Over a hundred social workers, case managers, CASA volunteers, probation officers, and child welfare advocates attended the 4th Annual Child Welfare Conference on November 16th, 2016. Organized by the School of Social Work’s Texas Institute for Child & Family Wellbeing, this conference gives practitioners, researchers and advocates a chance to network and learn specific skills and concepts they can use in their work with children and families.
This year’s conference focused on strategies to help high-risk youth who are involved in both the juvenile justice and child welfare systems, and who are known as crossover youth.
Judge Lisa K. Jarret, of 436th District Court in Bexar County, presented the Crossover Youth Practice Model, which address the unique needs of youth who fluctuate between and are known to the child welfare and juvenile justice systems. Originally developed by the Center for Juvenile Justice Reform and Casey Family Programs, this model has been implemented in 96 counties across 21 states.
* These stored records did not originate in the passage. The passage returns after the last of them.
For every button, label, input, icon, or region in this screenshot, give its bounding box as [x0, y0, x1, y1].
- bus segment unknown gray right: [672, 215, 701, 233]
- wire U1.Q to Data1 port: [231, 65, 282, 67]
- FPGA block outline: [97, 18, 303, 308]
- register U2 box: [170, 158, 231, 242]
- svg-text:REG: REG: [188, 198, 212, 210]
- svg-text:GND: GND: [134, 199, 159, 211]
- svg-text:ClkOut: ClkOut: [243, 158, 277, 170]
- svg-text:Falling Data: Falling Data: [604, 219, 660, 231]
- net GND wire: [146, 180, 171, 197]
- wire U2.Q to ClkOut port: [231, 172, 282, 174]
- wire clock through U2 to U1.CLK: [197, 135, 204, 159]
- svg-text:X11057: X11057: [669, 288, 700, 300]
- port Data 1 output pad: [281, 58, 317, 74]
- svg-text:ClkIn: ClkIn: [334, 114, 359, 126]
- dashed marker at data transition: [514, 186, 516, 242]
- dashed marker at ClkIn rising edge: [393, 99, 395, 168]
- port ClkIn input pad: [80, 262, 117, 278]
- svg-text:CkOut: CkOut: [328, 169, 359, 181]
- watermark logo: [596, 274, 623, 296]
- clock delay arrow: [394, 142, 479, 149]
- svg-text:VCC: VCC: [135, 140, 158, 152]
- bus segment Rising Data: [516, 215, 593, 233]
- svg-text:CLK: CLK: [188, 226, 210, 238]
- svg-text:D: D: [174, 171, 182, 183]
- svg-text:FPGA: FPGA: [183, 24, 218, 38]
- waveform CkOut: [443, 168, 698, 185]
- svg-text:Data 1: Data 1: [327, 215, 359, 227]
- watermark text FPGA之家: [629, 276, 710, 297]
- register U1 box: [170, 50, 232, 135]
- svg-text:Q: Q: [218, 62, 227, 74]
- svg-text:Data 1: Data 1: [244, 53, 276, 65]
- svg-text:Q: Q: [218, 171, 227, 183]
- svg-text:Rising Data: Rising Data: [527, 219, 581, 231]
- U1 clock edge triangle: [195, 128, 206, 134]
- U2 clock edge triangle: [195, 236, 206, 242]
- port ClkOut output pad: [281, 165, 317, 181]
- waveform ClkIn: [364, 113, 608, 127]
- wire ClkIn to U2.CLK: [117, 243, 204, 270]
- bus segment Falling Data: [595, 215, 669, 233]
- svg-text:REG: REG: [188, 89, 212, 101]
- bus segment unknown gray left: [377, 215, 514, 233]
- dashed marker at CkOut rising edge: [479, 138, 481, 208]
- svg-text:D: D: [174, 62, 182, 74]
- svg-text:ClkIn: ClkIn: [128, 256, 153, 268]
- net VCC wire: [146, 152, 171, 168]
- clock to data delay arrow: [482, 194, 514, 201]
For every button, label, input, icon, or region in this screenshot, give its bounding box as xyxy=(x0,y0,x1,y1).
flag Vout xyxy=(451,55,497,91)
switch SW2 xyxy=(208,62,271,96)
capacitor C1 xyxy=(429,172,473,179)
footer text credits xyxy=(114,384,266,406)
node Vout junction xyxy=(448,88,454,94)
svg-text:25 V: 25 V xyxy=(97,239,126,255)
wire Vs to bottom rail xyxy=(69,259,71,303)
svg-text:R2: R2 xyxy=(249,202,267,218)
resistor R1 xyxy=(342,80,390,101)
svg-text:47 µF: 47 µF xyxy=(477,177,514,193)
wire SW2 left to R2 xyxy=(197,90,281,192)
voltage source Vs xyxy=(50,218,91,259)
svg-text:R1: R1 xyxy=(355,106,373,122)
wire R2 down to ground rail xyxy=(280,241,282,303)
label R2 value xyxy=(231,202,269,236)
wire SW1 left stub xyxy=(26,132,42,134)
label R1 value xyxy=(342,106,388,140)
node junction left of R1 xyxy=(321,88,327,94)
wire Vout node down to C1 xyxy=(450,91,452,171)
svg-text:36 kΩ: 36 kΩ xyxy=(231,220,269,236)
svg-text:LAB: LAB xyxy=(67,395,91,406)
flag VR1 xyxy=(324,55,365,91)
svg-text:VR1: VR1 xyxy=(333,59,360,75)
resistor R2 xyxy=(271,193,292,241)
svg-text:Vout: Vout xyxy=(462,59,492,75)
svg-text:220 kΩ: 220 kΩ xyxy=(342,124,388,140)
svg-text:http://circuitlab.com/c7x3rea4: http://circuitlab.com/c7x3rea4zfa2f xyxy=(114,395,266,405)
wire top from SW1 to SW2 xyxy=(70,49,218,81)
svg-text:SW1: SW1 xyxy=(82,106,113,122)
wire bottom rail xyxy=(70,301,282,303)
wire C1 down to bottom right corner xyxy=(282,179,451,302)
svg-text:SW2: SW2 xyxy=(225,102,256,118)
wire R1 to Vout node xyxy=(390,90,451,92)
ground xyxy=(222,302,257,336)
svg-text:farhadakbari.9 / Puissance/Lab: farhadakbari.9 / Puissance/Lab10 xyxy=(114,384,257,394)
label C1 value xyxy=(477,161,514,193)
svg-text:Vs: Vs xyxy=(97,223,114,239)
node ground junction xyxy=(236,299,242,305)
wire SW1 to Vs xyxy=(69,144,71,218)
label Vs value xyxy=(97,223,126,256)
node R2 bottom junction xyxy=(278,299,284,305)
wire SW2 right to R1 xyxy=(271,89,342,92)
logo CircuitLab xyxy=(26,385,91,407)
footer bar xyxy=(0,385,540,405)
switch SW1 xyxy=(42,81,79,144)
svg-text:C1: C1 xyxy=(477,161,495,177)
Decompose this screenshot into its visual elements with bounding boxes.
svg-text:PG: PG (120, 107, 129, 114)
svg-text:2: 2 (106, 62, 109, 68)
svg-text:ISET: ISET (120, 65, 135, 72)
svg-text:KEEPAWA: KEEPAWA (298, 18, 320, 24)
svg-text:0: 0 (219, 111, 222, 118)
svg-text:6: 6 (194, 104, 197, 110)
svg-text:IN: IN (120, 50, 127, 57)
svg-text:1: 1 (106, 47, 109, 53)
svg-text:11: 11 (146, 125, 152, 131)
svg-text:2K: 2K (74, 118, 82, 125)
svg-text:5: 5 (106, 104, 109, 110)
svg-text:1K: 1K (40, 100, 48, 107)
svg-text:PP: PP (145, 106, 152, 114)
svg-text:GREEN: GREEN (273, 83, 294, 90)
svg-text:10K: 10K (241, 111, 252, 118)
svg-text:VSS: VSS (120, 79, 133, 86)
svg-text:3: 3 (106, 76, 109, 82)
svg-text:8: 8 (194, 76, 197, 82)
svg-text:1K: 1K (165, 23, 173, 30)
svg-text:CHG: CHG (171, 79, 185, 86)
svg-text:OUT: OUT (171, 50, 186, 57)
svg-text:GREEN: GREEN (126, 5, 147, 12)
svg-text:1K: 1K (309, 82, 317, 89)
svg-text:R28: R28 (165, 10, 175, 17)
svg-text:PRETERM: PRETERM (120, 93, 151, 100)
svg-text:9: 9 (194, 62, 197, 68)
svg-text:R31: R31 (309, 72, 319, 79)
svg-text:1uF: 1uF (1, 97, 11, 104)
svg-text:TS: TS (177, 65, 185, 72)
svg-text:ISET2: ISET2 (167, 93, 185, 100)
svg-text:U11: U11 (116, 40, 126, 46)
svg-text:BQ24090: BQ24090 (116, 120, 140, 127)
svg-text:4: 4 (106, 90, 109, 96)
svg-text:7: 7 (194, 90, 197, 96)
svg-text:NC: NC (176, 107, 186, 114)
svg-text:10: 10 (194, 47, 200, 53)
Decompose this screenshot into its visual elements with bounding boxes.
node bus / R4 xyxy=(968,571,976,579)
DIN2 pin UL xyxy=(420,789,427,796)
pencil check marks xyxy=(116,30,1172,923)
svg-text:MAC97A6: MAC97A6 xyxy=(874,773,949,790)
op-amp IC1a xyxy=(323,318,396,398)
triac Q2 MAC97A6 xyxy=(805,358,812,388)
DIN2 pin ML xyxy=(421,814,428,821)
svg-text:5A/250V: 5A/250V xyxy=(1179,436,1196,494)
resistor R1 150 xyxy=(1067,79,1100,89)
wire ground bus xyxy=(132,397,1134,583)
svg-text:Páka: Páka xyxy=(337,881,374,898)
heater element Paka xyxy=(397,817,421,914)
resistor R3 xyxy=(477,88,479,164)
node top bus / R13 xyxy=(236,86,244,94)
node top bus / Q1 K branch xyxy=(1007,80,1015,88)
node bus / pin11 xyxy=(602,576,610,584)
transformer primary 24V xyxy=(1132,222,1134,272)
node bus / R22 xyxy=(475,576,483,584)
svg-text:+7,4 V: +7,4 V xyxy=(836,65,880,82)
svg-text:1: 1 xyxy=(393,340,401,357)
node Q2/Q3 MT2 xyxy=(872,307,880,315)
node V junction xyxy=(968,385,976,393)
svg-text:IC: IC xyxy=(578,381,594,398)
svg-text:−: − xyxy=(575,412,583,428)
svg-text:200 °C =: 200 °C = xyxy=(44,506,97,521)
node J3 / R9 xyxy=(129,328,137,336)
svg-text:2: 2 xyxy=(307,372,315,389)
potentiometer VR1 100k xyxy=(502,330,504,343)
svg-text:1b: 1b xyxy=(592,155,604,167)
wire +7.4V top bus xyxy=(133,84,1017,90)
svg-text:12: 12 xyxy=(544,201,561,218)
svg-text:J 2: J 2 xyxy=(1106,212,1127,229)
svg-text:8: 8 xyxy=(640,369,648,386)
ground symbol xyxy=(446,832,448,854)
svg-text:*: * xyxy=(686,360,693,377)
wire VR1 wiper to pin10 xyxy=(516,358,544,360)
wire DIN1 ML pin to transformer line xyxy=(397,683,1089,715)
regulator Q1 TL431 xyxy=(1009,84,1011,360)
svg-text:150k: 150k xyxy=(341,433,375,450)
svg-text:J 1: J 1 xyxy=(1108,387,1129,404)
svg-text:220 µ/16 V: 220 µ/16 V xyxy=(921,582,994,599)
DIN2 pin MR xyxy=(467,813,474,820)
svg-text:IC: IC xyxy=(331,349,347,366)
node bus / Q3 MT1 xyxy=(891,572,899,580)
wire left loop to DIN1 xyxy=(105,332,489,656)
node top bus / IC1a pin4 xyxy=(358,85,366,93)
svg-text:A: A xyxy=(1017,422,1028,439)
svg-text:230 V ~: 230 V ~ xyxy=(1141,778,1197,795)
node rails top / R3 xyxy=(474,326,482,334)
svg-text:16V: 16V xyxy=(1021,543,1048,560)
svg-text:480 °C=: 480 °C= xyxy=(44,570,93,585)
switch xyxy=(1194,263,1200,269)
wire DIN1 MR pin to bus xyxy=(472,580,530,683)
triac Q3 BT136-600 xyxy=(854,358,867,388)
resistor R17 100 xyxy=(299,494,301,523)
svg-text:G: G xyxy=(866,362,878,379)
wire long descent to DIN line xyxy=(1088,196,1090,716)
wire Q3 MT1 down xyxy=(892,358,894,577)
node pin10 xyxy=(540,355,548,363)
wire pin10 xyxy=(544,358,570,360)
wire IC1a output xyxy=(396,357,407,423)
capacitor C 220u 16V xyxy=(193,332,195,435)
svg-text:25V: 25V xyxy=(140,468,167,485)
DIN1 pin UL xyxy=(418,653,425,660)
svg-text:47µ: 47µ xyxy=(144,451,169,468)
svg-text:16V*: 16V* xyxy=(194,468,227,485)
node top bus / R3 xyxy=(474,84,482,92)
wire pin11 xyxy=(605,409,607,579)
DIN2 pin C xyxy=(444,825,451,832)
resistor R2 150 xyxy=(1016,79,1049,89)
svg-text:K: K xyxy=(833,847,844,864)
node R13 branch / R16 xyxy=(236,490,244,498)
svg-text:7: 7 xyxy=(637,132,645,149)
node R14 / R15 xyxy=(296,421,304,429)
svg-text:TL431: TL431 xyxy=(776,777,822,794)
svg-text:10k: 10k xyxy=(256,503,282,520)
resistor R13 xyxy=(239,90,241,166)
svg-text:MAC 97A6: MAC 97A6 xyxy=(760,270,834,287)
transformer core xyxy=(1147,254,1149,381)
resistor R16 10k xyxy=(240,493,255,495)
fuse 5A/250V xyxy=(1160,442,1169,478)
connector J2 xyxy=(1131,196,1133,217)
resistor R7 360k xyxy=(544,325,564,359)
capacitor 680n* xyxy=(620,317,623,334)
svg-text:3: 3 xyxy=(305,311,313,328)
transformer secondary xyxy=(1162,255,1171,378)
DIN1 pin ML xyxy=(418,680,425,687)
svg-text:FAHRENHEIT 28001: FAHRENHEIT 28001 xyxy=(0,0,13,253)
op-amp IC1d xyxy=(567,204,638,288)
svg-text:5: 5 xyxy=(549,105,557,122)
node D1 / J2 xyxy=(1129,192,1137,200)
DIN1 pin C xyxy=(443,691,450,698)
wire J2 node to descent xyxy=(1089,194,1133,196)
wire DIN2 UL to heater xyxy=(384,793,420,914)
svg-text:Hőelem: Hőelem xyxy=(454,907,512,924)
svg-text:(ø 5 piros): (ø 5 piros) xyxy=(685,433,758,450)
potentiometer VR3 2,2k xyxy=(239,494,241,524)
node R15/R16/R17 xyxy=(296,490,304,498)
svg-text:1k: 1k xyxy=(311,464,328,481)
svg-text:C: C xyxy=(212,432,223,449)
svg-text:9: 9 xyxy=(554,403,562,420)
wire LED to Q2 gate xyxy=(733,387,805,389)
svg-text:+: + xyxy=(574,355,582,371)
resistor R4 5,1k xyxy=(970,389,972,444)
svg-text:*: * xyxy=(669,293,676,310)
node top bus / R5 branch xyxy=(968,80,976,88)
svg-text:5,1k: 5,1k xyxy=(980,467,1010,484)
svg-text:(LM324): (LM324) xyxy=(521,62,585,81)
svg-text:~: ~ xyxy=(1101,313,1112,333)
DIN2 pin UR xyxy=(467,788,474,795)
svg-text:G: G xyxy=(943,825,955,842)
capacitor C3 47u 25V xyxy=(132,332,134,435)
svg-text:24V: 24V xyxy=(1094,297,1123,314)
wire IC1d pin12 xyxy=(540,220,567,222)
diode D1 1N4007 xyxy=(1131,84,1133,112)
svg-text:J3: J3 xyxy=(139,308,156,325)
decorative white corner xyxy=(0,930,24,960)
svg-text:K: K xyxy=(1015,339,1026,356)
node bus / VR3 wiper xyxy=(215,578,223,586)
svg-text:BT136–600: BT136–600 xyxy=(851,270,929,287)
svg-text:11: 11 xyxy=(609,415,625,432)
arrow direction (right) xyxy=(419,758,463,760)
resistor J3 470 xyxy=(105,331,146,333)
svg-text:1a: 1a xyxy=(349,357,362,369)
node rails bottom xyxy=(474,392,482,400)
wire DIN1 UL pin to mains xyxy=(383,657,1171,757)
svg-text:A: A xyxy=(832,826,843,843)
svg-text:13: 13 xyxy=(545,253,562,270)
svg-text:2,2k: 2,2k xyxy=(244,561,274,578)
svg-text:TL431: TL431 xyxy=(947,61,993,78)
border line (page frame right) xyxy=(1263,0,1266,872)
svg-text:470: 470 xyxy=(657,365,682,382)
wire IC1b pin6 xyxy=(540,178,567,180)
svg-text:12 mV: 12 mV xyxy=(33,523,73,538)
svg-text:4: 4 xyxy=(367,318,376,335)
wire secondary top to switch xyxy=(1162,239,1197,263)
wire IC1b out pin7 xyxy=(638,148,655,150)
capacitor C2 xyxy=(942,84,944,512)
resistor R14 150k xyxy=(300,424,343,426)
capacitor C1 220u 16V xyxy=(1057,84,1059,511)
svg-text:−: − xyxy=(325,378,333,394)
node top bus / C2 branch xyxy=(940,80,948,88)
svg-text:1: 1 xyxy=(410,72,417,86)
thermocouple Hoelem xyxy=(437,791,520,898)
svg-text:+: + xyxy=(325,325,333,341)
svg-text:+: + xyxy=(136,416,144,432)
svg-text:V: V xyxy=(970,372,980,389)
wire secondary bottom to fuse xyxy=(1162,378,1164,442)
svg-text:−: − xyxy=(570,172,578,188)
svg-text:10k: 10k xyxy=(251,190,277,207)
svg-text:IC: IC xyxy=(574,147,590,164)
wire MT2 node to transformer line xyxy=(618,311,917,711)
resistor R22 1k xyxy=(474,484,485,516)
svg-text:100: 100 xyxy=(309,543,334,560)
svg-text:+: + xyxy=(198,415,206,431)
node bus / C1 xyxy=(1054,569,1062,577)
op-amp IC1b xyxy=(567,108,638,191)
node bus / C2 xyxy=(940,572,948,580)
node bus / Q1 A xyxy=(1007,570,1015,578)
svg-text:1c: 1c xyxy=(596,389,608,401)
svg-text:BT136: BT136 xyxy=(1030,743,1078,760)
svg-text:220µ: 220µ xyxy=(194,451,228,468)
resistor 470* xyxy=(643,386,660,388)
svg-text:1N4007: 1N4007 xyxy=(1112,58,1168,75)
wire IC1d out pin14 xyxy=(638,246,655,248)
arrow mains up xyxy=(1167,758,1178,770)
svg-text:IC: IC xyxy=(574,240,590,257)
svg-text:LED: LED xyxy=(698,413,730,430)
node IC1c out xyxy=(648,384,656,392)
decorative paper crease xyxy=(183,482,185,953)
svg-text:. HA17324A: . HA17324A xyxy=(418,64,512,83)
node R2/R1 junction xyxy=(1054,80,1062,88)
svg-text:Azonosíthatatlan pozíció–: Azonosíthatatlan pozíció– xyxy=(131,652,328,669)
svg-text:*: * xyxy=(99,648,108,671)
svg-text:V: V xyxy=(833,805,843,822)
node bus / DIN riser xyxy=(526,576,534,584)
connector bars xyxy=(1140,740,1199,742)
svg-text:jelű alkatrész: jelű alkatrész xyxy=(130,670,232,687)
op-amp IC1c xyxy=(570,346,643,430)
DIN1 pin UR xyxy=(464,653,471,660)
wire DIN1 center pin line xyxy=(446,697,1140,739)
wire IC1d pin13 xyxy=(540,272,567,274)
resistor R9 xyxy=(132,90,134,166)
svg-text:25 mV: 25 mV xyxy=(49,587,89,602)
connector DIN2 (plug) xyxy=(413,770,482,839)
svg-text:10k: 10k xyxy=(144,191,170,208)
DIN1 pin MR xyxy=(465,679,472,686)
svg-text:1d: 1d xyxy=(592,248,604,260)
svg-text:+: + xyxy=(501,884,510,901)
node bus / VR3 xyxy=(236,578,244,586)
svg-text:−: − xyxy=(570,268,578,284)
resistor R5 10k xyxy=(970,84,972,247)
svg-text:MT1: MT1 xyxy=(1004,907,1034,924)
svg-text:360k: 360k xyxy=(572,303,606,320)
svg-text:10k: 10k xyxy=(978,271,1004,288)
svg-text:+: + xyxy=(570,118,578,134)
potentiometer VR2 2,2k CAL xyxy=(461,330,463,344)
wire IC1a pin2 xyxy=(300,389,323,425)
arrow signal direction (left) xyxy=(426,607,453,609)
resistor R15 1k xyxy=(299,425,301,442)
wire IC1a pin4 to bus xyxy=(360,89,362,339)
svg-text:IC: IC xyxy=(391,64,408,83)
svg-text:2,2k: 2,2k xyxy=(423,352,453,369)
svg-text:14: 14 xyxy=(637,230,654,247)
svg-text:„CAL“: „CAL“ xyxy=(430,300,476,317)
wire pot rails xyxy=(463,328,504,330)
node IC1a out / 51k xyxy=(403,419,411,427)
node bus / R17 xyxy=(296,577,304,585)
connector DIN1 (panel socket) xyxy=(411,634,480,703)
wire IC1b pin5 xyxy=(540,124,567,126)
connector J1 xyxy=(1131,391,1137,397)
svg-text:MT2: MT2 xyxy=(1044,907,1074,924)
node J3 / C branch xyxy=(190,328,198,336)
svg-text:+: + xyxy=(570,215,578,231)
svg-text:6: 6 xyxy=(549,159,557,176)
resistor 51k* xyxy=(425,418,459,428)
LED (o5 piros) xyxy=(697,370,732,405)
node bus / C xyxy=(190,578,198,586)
Conference panelists covered topics such as trauma-informed training for staff in the juvenile justice and child welfare systems, and the difficulties to find non-detention, home-based placements for youth in Travis County. The conference also included breakout sessions that explored particular faces of crossover youth, including racial inequity; the influence of mental health, trauma, and social control on outcomes; and sexual abuse.